The very qualities that make artificial intelligence (AI)-driven applications so powerful also makes them temperamental from a performance perspective. This blog post offers key principles to consider as you tackle the challenge of optimizing application resilience in today’s AI-driven environments.
Application Resilience: Tough, Getting Tougher
We’ve always had issues with the behavior of applications in production. Response times lag under peak workloads. Complex dependencies in multi-tier apps cause functions to freeze or fail.
Much of the original driving force behind DevOps, in fact, was to reduce these problems by having our development and operations teams work together to understand how code actually behaves in our real-world production environments. Armed with this insight, we can now address problematic application behaviors—not just by throwing infrastructure at bottlenecks, but by writing better-performing code.

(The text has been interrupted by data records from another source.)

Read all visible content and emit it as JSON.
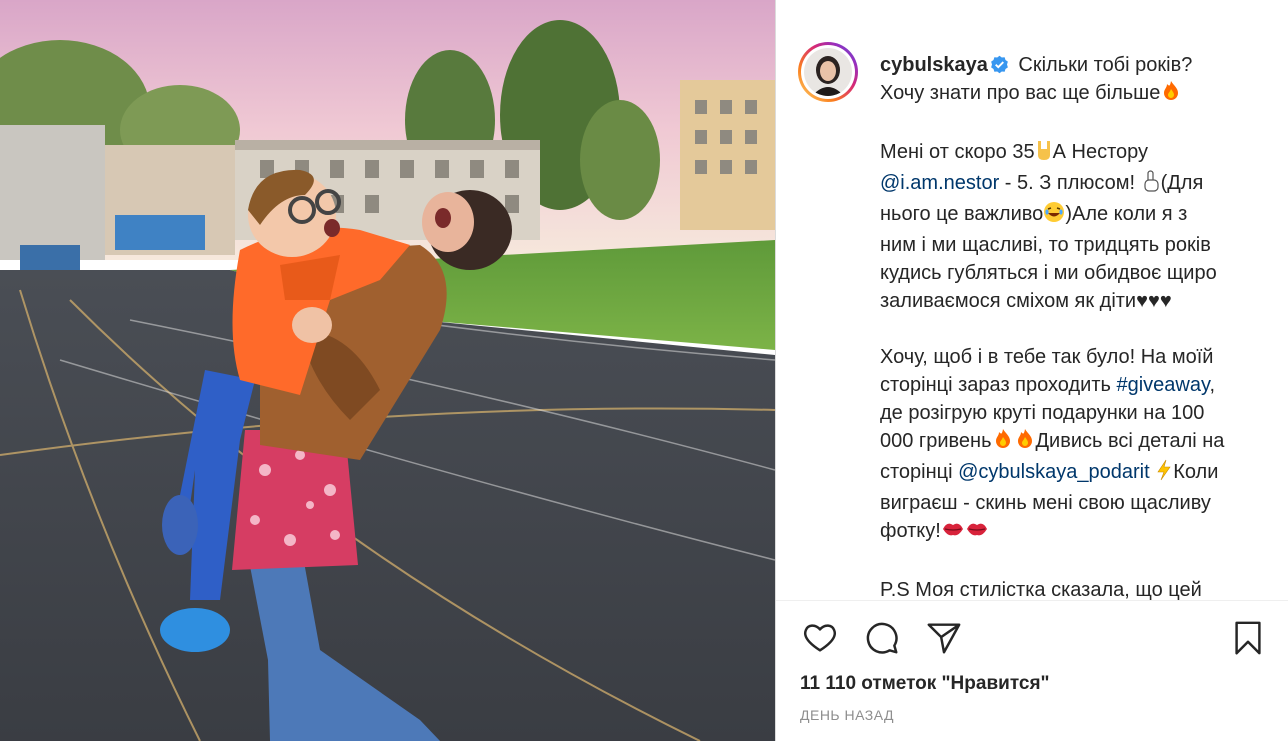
{
  "post": {
    "photo": {
      "kind": "photo",
      "subject": "mother-and-son-laughing-on-running-track"
    },
    "author": {
      "username": "cybulskaya",
      "verified": true
    },
    "caption": {
      "line1": "Скільки тобі років?",
      "line2": "Хочу знати про вас ще більше",
      "p2_a": "Мені от скоро 35",
      "p2_b": "А Нестору",
      "mention1": "@i.am.nestor",
      "p2_c": " - 5. З плюсом! ",
      "p2_d": "(Для",
      "p2_e": "нього це важливо",
      "p2_f": ")Але коли я з",
      "p2_g": "ним і ми щасливі, то тридцять років",
      "p2_h": "кудись губляться і ми обидвоє щиро",
      "p2_i": "заливаємося сміхом як діти",
      "p2_hearts": "♥♥♥",
      "p3_a": "Хочу, щоб і в тебе так було! На моїй",
      "p3_b": "сторінці зараз проходить ",
      "hashtag": "#giveaway",
      "p3_c": ",",
      "p3_d": "де розігрую круті подарунки на 100",
      "p3_e": "000 гривень",
      "p3_f": "Дивись всі деталі на",
      "p3_g": "сторінці ",
      "mention2": "@cybulskaya_podarit",
      "p3_h": "Коли",
      "p3_i": "виграєш - скинь мені свою щасливу",
      "p3_j": "фотку!",
      "p4_a": "P.S Моя стилістка сказала, що цей"
    },
    "actions": {
      "like": "heart-icon",
      "comment": "comment-icon",
      "share": "share-icon",
      "save": "bookmark-icon"
    },
    "likes_text": "11 110 отметок \"Нравится\"",
    "timestamp": "ДЕНЬ НАЗАД"
  },
  "colors": {
    "text": "#262626",
    "link": "#00376b",
    "muted": "#8e8e8e",
    "verified": "#3897f0",
    "border": "#dbdbdb"
  }
}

Today, however, we have a new challenge: Ensuring the performance of artificial intelligence (AI) applications in the real world. And DevOps can’t really help us there—algorithmic applications are profoundly temperamental, and their behavior is fundamentally beyond our direct control.
The Upside’s Downside
While the complexity of our conventional applications may cause them to behave in ways we didn’t expect, that behavior is ultimately deterministic. We know when an application calls for data from a database, runs a piece of business logic, or executes a transaction. Its behaviors are, therefore, built directly into its code.
Our algorithmic systems, on the other hand, are non-deterministic. And we want them to be because once we launch them, we want them to learn to make smarter data correlations over time. That’s what makes AI, well, AI.
The upside of this indeterminacy is that we can capture and automatically act on data-driven insights that were never available to us before. The downside is that the indeterminacy of their inner workings can make them very temperamental in production. As they mix and match ever-expanding datasets in new and better ways, they can consume more processor cycles, more memory, more input/output, and more network bandwidth.
In other words, if we want to reap the tremendous business benefits of AI systems that can keep getting smarter, we have to come to terms with the fact that they will also keep behaving differently in production under their ever-evolving workloads.
AI Application Resilience Matters
Despite the new challenges associated with managing the behaviors of non-deterministic AI application in production, we have to get performance right. This is certainly true in the case of real-time implementations, such as autonomous vehicles, where split-second results are critical to safety. It’s also true when we’re using algorithms to deliver superior experiences to customers on their mobile devices since tolerances for application latency continue to approach zero.
Unfortunately, in our haste to get up to speed on the underlying data science itself, most of us have focused on algorithmic artists and their artistry at the expense of the practicalities of putting that artistry into production. The outcomes that AI, machine learning, natural language processing (NLP), and the like promise are so compelling that it’s easy to forget we eventually have to put these apps into production.
But performance in production counts—so it’s time for us to focus on artificial intelligence operations (AIOps) just as we have DevOps.
While AIOps is still an emerging discipline—and certainly requires more than the tail end of an article to address in detail—here are a few high-level principles to consider as you tackle the challenge of optimizing the performance of non-deterministic algorithmic applications in production:
Optimize end-to-end pipeline architectures. AIOps isn’t only about the execution of algorithms, because the performance of these applications is affected by the entire pipeline of data intake, data prep, algorithmic execution, and delivery of outputs to points of consumption—whether that’s an autonomous device, a mobile app, or an executive dashboard.
Embrace elastic infrastructure. Despite our efforts to optimally engineer our applications, there will always be situations where we need to throw infrastructure at demand—especially when business is cause for doing so. So, make sure your infrastructure provides on-demand access to elastic capacity.
Pre-test performance in production with “inert” features. It’s possible to release algorithmic functions into the production environment prior to making them functionally active. This technique offers a good way of getting visibility into the function’s performance under load without impacting the performance of the current, live version of the application.
Use AI to understand AI. As noted above, the impact of various factors on the behavior of non-deterministic apps is not as easy to understand as it has been with traditional apps. We all need to think about using machine learning to understand the behavior of machine learning. This may wind up being one of the best ways to bring predictability to AI performance.
AI is making our businesses smarter than ever. But smart and slow—or smart and temperamentally erratic—is not a winning combination. We all need to start putting AIOps into practice.